Весь восемнадцатый год прошел для нас под знаком трудностей, нехваток, вооруженных стычек, обесценивания денег, прилива все новых и новых людей в Саратов. Мы все еще были югом, о котором шла молва, что здесь можно достать продукты. Из города в деревню несли все, что представляло какую-либо ценность, чтобы обменять на муку, жиры, самогон. А Михал угасал. Я с горечью и страхом наблюдал, как слабеют его физические силы, но каждый день ожидал чуда: завтра с постели встанет свежий, жизнерадостный, прежний Михал.
Двадцать седьмого ноября в кругу самых близких друзей мы отмечали его день рождения. Он поднял бокал и совершенно серьезно простился с присутствующими, заявив, что это его последний день рождения и что в нашем лице он прощается с миром. Мы сидели подавленные, с трудом при помощи водки вернули себе сносное настроение, в котором и расстались. На следующий день Михал проснулся веселый, полный энергии, целый день трудился со свойственным ему темпераментом и жаром и тем самым помог моей вымученной вере в чудесное исцеление, скрывающееся где-то в неиссякаемых резервах его внутренних сил. Он целиком посвятил себя своим талантливейшим ученикам, составлявшим его гордость, один из них — Цыганов, ныне заведующий кафедрой скрипки в Москве и первая скрипка прославленного Квартета имени Бетховена, второй — Рабинович, тоже профессор и выдающийся советский скрипач.
Еще до того как нам вернули здание консерватории, в семнадцатом году в Саратов приехал Прокофьев. В то время у него была репутация модерниста, которого всерьез принимали лишь несколько его последователей, остальной музыкальный мир России относился к нему сдержанно, многие же вообще его не признавали. Он дал концерт, зал был переполнен. Перчатка брошена. Это был настоящий вызов! Высокий, с типично русским продолговатым лицом, худой, с огромными руками, он производил очень приятное впечатление. За роялем невозмутимо спокойный, с сознанием своего полного превосходства, равнодушный к реакции публики. Исполнял он свои сочинения с любовью творца, сознающего, что отсутствие понимания между ним и публикой есть преходящее явление, неважное и несущественное. Публика слушала с усмешкой, пусть, мол, потешится, молодой еще! «Наваждение» захватило слушателей своей внутренней напряженностью, зал на несколько минут затих; точно так же и «Мимолетности», тончайшие миниатюры, не сравнимые ни с чем в мире, были встречены с интересом и вниманием. Последний номер программы — «Сарказмы» с их агрессивными, вызывающими, откровенными нарушениями гармонии, провокационными диссонансами — сопровождался смехом, который все усиливался, и в конце в зале разразился громкий хохот. Прокофьев спокойно закончил программу, повернул к залу свое продолговатое, задумчивое лицо и поклонился веселой публике. Я думал: этот человек не зависит от нас. У него своя миссия. Я и сам был поражен его музыкой, но в то же время загипнотизирован. Прокофьев убедил меня. Убедил чем-то невыразимым и загадочным. Я стал его сторонником. И остался им на всю жизнь.

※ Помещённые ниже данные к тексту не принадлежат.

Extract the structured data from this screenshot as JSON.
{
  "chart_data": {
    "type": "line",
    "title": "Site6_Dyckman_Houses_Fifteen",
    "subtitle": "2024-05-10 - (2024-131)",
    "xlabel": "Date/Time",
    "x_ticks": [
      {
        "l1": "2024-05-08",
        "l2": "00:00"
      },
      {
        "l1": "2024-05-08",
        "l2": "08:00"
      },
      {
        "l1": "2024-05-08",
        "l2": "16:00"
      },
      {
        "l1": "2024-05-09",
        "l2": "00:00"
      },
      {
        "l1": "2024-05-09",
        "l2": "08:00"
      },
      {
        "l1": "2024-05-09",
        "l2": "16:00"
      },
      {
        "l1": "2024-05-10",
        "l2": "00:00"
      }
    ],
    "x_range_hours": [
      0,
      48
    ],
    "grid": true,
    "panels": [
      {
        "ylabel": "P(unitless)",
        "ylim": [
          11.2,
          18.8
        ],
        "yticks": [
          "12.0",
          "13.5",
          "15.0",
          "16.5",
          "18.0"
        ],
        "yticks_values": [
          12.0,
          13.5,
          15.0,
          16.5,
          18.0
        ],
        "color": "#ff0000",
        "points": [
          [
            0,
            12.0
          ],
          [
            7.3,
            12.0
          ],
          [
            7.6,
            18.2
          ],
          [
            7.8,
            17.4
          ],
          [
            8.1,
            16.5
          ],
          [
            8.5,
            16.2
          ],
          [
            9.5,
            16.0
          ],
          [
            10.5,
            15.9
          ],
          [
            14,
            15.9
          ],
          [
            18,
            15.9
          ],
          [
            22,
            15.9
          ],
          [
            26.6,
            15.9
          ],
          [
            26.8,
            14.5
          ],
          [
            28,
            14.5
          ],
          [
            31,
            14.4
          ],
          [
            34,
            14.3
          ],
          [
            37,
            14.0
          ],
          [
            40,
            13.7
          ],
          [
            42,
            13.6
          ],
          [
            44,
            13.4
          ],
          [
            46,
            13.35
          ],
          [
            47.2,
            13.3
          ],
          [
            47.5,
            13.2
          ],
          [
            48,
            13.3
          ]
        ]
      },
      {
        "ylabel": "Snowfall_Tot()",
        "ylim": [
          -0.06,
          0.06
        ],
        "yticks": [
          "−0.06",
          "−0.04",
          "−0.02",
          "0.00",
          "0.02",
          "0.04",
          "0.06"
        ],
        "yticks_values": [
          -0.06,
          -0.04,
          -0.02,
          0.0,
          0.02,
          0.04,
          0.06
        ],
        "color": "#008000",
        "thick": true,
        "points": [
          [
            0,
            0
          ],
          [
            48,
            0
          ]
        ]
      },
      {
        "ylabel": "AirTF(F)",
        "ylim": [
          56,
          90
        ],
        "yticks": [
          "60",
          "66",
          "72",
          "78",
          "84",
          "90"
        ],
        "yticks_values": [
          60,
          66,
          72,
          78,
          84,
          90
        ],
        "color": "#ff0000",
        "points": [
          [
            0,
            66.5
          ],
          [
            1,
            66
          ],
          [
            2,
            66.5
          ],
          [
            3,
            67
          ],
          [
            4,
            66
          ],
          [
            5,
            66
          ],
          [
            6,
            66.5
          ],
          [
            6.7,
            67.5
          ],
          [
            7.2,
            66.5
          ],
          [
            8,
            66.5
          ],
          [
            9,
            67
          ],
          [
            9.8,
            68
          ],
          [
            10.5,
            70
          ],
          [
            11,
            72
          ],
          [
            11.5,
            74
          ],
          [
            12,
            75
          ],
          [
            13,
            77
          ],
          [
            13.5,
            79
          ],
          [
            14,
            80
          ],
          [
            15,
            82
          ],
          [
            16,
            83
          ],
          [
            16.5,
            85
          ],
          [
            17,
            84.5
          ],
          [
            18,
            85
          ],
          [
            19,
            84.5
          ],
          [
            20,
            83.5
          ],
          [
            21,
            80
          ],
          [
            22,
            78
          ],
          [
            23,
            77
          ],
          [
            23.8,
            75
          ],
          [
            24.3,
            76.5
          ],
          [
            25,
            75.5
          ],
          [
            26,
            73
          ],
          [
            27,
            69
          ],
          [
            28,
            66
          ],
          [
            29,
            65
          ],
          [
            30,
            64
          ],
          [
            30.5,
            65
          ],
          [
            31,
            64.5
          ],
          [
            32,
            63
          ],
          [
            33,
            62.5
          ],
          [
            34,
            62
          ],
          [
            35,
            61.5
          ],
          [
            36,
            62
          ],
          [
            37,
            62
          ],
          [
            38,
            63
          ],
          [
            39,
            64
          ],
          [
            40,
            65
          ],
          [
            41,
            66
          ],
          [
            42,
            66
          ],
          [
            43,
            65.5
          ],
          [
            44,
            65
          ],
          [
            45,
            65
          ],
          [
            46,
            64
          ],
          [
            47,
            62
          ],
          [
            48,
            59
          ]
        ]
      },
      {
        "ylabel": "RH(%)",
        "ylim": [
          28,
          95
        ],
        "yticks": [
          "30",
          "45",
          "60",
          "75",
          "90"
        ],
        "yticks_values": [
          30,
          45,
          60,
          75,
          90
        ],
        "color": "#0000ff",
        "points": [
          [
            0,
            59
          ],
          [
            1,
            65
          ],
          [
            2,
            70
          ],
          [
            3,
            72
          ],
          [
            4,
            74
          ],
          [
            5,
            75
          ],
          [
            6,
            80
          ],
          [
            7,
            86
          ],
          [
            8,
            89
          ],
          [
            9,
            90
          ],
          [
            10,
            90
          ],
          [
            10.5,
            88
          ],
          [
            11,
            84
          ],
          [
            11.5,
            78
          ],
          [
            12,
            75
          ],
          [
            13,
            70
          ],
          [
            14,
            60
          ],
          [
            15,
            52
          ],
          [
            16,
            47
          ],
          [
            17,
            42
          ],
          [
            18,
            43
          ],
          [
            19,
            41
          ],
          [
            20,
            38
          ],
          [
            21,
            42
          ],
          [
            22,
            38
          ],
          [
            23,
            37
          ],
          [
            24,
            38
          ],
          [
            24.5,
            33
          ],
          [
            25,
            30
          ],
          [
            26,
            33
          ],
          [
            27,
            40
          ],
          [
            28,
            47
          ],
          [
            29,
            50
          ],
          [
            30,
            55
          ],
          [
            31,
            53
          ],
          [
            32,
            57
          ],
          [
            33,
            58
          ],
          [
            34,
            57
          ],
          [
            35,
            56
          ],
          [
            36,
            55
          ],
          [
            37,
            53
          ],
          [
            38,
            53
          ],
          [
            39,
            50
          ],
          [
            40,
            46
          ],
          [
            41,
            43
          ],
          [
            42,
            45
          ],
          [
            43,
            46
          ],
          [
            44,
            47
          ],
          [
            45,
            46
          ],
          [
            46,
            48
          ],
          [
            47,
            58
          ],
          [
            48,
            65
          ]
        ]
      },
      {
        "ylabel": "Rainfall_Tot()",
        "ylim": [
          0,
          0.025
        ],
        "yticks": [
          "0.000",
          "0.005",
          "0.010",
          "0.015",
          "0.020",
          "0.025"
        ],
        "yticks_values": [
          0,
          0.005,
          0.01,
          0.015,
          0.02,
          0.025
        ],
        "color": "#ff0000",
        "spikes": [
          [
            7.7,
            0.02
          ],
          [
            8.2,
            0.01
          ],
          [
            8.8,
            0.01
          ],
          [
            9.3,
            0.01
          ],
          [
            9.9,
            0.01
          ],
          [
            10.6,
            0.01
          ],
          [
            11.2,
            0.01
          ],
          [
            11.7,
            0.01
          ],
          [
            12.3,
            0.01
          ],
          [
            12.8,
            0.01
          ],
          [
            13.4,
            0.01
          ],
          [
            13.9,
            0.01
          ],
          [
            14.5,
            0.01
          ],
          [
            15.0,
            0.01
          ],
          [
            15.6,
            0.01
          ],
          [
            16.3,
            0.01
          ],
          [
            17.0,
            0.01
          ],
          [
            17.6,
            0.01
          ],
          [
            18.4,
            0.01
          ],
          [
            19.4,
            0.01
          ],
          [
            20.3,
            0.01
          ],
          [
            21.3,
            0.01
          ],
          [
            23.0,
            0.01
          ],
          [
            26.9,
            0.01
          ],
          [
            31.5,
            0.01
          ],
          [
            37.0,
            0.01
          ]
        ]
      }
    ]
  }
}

Наряду с Прокофьевым помню Маяковского, который тоже приезжал в те годы в Саратов. Оба они были противниками дешевого шаблонного искусства. Маяковский привез с собой группу артистов и дал с ними футуристический вечер. Они показали несколько необычных скетчей. В стихах Маяковский высмеивал буржуазию, славил новую жизнь. Над залом сверкали молнии, но зажечь аудиторию оказалось не так просто. Как и музыка Прокофьева, многих зрителей стихи Маяковского шокировали, у многих вызывали смех и негодование. Мы же восторженно аплодировали, но таких, как мы, естественно, было меньше. Позднее Маяковский стал глашатаем социалистических перемен. Прокофьев же с 1918 года жил в Европе, политикой не интересовался, исповедуя в то время принципы искусства для искусства. Занятый только своей музыкой, он стремился добиться ее признания, и постепенно признание начало приходить. Он вернулся на родину. Здесь, однако, его концепции не встретили поначалу благосклонного отношения. Тем не менее он продолжал работать в избранном им направлении. Созданные им кантата «Александр Невский», музыка к кинофильму Эйзенштейна «Иван Грозный», балет «Ромео и Джульетта» и другие произведения стали гордостью советского и мирового искусства.